The breadth of Fed policy away from tackling the economic fallout from the pandemic and toward tackling inflation will take more shape in the weeks ahead.

That will depend on how inflation itself behaves, and Powell said officials still hoped much of the improvement would come as aftershocks from the pandemic wane, perhaps allowing them to do less work thanks to a tighter monetary policy.

A myriad of risks remain, ranging from an ongoing pandemic to a potential Russian-Ukrainian military conflict.

But Powell said policymakers believe at this point they have “some leeway to raise interest rates” without threatening jobs progress or slowing the economic recovery they want to keep underway. .

In a refrain that has become commonplace, he noted that “the economy is quite different” from when the Fed last started raising interest rates in 2015, with higher inflation, lower unemployment and what Powell sees it as enough momentum to make headway without the Fed. to help.

In this shift to tighter policy, the Fed moved at an initially glacial pace, with a rate hike of a quarter of a percentage point in 2015 and only another in 2016.

Investors are expecting a lot more this time around, with federal funds futures pricing predicting four rate increases this year. The Fed’s benchmark overnight interest rate is currently set near zero.

FOMC members also agreed at this week’s meeting on a set of principles to “significantly reduce” the size of the Fed’s holdings. Officials said they would reduce holdings “primarily” by limiting the share of maturing bond principal that the Fed would reinvest each month.
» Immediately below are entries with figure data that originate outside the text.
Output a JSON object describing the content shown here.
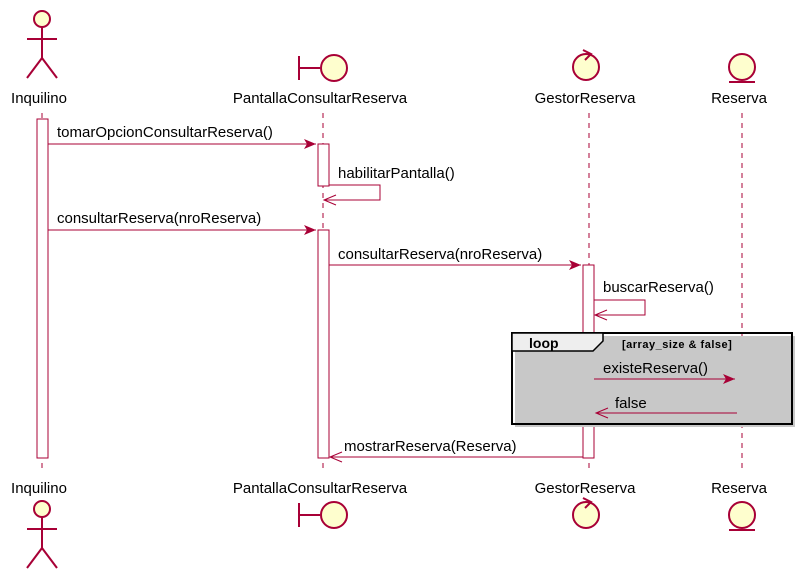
{
  "colors": {
    "line": "#a80036",
    "fill": "#fefece",
    "frame": "#000000",
    "frame_header": "#eeeeee",
    "shadow": "#c8c8c8"
  },
  "participants": [
    {
      "name": "Inquilino",
      "kind": "actor"
    },
    {
      "name": "PantallaConsultarReserva",
      "kind": "boundary"
    },
    {
      "name": "GestorReserva",
      "kind": "control"
    },
    {
      "name": "Reserva",
      "kind": "entity"
    }
  ],
  "messages": [
    {
      "label": "tomarOpcionConsultarReserva()",
      "from": "Inquilino",
      "to": "PantallaConsultarReserva",
      "type": "call"
    },
    {
      "label": "habilitarPantalla()",
      "from": "PantallaConsultarReserva",
      "to": "PantallaConsultarReserva",
      "type": "self"
    },
    {
      "label": "consultarReserva(nroReserva)",
      "from": "Inquilino",
      "to": "PantallaConsultarReserva",
      "type": "call"
    },
    {
      "label": "consultarReserva(nroReserva)",
      "from": "PantallaConsultarReserva",
      "to": "GestorReserva",
      "type": "call"
    },
    {
      "label": "buscarReserva()",
      "from": "GestorReserva",
      "to": "GestorReserva",
      "type": "self"
    },
    {
      "label": "existeReserva()",
      "from": "GestorReserva",
      "to": "Reserva",
      "type": "call"
    },
    {
      "label": "false",
      "from": "Reserva",
      "to": "GestorReserva",
      "type": "return"
    },
    {
      "label": "mostrarReserva(Reserva)",
      "from": "GestorReserva",
      "to": "PantallaConsultarReserva",
      "type": "return"
    }
  ],
  "loop": {
    "keyword": "loop",
    "guard": "[array_size & false]"
  }
}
That plan would begin after interest rates take off, the central bank said, without yet setting a definitive date, pace or size.
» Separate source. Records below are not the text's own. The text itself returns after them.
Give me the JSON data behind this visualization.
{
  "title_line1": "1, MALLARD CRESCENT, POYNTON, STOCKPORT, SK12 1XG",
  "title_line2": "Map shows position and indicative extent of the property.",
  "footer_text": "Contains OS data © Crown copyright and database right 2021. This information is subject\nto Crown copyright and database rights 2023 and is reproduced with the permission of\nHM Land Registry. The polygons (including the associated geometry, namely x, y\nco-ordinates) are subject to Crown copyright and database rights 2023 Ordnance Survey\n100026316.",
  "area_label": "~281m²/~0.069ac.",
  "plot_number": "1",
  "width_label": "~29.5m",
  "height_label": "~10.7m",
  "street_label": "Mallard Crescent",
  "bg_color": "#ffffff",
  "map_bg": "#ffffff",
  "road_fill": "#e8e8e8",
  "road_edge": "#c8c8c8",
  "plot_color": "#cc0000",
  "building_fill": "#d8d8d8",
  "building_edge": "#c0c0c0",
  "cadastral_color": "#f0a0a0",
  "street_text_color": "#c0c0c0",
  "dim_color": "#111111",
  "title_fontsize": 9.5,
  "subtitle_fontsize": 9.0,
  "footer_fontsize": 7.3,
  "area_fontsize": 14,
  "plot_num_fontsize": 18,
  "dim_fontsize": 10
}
Over time, the Fed’s balance sheet would not only be reduced, but shifted from MBS and weighted to US Treasuries, “thereby minimizing the effect of Federal Reserve holdings on the allocation of credit between sectors of the economy,” the central bank said.

The Fed statement, moving forward with a monetary policy tightening plan, cited “solid” recent job gains that have continued even as the outbreak of the Omicron variant of the coronavirus has pushed the number of daily cases to record highs. While the Fed has stopped trying to gauge when inflation might subside, the statement says officials continue to expect improvements in global supply chains to slow the pace of price increases. .

“Supply and demand imbalances related to the pandemic and the reopening of the economy have continued to contribute to high levels of inflation,” the Fed said, with consumer prices rising at a rate annual rate of 7%, the highest level since the 1980s.

Policymakers did not release new economic and interest rate projections on Wednesday.